Wie Irina Scherbakowa berichtet, tauchen in den Schülerarbeiten oft Kriegsgeschichten in den schrecklichsten, blutigsten Ereignissen auf. Die Kinder schreiben von Angehörigen, die in Wjasma, Stalingrad umkamen, in Panzern am Kursker Bogen verbrannten. „Die Bemühungen zu erinnern und darüber zu schreiben sollte der Stadt mit allen Kräften unterstützen, - sagt Scherbakowa. – Aber es kommt nicht von ungefähr, dass genau das Gegenteil geschieht. In der Beschreibung eines tragischen, nicht vorzeigewürdigen Schicksals sieht er den Versuch, nach einem Mythos zu trachten. Als die Großeltern noch am Leben waren, stieß der Mythos auf die Worte eines lebendigen Zeugen. In einer der Arbeiten beschreibt ein Mädchen aufrichtig, wie sie den Großvater, einen ehemaligen Soldaten, fragt: „Opa, erzähl mir etwas Heldenhaftes, Schönes.

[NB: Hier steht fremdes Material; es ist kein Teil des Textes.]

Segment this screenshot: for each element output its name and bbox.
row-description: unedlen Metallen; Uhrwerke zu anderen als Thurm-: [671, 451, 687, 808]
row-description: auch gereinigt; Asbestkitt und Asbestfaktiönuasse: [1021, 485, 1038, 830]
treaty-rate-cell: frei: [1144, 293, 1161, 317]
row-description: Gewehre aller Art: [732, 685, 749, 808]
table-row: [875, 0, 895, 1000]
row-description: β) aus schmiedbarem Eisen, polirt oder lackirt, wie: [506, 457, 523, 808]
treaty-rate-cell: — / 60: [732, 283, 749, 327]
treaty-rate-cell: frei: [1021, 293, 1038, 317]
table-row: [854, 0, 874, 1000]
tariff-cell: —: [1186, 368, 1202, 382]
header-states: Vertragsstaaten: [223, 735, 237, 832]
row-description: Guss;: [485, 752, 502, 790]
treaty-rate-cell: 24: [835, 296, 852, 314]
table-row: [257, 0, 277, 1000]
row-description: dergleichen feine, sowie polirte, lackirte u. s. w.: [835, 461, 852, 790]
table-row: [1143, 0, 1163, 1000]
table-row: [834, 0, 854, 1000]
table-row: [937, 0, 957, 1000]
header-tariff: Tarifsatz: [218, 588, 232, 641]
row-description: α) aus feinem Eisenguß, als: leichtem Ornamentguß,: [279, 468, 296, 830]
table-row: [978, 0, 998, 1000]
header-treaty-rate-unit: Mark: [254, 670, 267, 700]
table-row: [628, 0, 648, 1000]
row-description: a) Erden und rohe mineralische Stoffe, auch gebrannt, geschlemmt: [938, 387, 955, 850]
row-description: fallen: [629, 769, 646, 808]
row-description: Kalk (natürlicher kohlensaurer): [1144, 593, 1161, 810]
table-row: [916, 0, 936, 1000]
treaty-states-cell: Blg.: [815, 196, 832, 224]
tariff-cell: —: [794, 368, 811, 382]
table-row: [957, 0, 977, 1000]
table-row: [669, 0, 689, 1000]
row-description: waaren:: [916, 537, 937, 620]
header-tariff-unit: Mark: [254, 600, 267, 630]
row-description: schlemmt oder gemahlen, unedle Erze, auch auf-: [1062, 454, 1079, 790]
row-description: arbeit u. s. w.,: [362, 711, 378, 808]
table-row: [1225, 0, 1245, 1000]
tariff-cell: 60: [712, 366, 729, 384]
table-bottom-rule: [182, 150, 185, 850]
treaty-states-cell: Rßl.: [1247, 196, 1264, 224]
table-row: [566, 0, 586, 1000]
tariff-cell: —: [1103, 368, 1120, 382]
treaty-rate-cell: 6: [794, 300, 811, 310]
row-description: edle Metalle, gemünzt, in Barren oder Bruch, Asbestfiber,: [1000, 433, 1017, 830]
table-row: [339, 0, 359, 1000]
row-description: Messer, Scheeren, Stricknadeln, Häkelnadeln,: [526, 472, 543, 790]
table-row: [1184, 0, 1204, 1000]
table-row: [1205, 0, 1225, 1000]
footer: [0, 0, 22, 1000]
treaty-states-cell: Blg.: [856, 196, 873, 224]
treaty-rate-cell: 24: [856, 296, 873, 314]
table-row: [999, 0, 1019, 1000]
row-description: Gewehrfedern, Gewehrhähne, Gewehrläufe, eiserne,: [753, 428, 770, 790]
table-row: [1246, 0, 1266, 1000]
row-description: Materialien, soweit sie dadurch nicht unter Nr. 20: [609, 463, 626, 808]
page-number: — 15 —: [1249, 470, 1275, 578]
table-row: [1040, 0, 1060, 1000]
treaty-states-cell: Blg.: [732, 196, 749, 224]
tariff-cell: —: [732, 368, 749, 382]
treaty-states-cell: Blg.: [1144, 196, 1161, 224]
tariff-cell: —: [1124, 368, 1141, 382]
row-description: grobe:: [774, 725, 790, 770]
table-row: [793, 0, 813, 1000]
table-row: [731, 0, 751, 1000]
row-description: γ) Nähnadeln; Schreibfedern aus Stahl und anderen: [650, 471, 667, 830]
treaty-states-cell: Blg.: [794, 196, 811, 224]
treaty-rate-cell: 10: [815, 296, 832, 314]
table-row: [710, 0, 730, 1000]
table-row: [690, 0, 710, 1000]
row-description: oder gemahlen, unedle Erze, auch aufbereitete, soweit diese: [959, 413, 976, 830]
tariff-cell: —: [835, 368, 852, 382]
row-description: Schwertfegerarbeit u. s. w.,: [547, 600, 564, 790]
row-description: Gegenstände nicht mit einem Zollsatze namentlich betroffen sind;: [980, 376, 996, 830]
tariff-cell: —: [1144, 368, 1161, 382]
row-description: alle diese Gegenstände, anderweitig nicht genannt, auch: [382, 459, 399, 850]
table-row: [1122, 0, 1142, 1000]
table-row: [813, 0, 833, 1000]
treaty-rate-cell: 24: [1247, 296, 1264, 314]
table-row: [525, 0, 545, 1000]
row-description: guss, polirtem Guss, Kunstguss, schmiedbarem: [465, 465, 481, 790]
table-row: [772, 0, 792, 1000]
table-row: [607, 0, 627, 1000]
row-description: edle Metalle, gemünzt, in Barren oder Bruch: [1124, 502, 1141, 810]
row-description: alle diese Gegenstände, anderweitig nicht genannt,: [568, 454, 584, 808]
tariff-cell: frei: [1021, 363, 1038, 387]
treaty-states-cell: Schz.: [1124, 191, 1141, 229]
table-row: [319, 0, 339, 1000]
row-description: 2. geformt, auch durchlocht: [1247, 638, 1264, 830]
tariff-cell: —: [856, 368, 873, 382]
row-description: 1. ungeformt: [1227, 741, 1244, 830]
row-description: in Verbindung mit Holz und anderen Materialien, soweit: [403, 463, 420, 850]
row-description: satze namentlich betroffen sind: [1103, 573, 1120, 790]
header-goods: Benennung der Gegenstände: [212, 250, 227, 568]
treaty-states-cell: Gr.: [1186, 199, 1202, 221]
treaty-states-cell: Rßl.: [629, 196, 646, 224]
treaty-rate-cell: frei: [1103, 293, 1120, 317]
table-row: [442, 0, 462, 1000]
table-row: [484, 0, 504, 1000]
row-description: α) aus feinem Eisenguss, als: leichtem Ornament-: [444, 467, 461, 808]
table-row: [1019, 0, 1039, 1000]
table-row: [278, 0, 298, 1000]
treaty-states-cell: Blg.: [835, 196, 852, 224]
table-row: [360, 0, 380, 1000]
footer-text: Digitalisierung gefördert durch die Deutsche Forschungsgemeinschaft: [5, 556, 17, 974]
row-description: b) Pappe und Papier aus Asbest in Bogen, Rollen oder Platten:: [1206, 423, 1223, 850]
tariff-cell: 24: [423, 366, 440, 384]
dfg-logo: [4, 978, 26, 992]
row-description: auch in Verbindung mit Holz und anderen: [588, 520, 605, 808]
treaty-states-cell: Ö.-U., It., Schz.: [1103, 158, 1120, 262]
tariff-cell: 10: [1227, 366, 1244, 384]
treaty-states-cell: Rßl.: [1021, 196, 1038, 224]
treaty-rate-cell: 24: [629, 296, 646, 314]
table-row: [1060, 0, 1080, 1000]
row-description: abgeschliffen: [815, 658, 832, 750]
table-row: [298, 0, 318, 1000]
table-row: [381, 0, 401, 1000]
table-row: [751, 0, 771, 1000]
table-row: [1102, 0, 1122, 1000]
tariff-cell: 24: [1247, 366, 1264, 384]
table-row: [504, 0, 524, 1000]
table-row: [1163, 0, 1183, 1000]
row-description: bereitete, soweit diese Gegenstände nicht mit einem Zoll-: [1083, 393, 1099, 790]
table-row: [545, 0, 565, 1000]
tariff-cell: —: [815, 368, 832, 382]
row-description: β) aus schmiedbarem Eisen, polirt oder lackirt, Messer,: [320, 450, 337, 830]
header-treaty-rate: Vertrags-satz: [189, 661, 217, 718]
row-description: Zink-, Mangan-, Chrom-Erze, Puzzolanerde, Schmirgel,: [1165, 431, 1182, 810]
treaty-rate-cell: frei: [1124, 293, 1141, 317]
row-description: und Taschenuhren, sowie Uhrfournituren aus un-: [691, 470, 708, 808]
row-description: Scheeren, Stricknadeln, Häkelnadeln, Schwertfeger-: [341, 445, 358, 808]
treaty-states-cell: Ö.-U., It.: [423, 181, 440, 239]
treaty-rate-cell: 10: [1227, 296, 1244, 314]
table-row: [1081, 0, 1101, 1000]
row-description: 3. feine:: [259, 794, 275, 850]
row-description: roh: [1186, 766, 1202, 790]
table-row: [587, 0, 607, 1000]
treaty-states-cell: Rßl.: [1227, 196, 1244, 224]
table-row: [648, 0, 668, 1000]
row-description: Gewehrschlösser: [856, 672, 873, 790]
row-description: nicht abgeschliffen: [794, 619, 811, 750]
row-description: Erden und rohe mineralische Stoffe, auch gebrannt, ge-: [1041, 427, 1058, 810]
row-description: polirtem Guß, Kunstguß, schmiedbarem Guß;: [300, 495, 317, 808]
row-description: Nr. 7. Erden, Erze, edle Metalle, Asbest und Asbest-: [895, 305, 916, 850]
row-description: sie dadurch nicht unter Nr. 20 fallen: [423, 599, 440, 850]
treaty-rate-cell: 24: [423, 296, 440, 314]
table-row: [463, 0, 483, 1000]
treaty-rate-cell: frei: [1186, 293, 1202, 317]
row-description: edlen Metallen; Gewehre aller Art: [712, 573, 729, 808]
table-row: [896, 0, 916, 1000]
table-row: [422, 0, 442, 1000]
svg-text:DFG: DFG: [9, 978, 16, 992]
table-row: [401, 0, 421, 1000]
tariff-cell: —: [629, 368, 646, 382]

Das, was du mir die ganze Zeit erzählst, wie im Krieg deine Stiefel ganz löchrig waren, oder von der Ziege, die dir zu essen gab, so lange die Feldküche noch nicht eingetroffen war. Na, wie soll ich denn über dich schreiben?“ Vor 18 Jahren haben wir noch darüber gelacht, dass der wichtigs5te Mensch in der Geschichte die Großmutter war: eine lebendige Zeugin, ein lebendiges Gedächtnis aus Kriegszeiten. Jetzt werden es ihrer immer weniger, und die Arbeiten verändern sich“.

Die Zeitrahmen der Schülerarbeiten verschoben sich auf die Nachkriegszeit, die 1970er Jahre, - jene Zeit, über welche die Kinder ihre Angehörigen noch befragen können. Mit ihnen taucht im Wettbewerb das Thema des alltäglichen Lebens auf. Beispielsweise gibt es unter den Siegern einen Autor, der über die Geschichte der Versorgungsengpässe der Nachkriegszeit den Essay „Alle Macht den Bezugsscheinen“ schrieb – Über Bezugsscheine für Lebensmittel in den 1980er Jahren.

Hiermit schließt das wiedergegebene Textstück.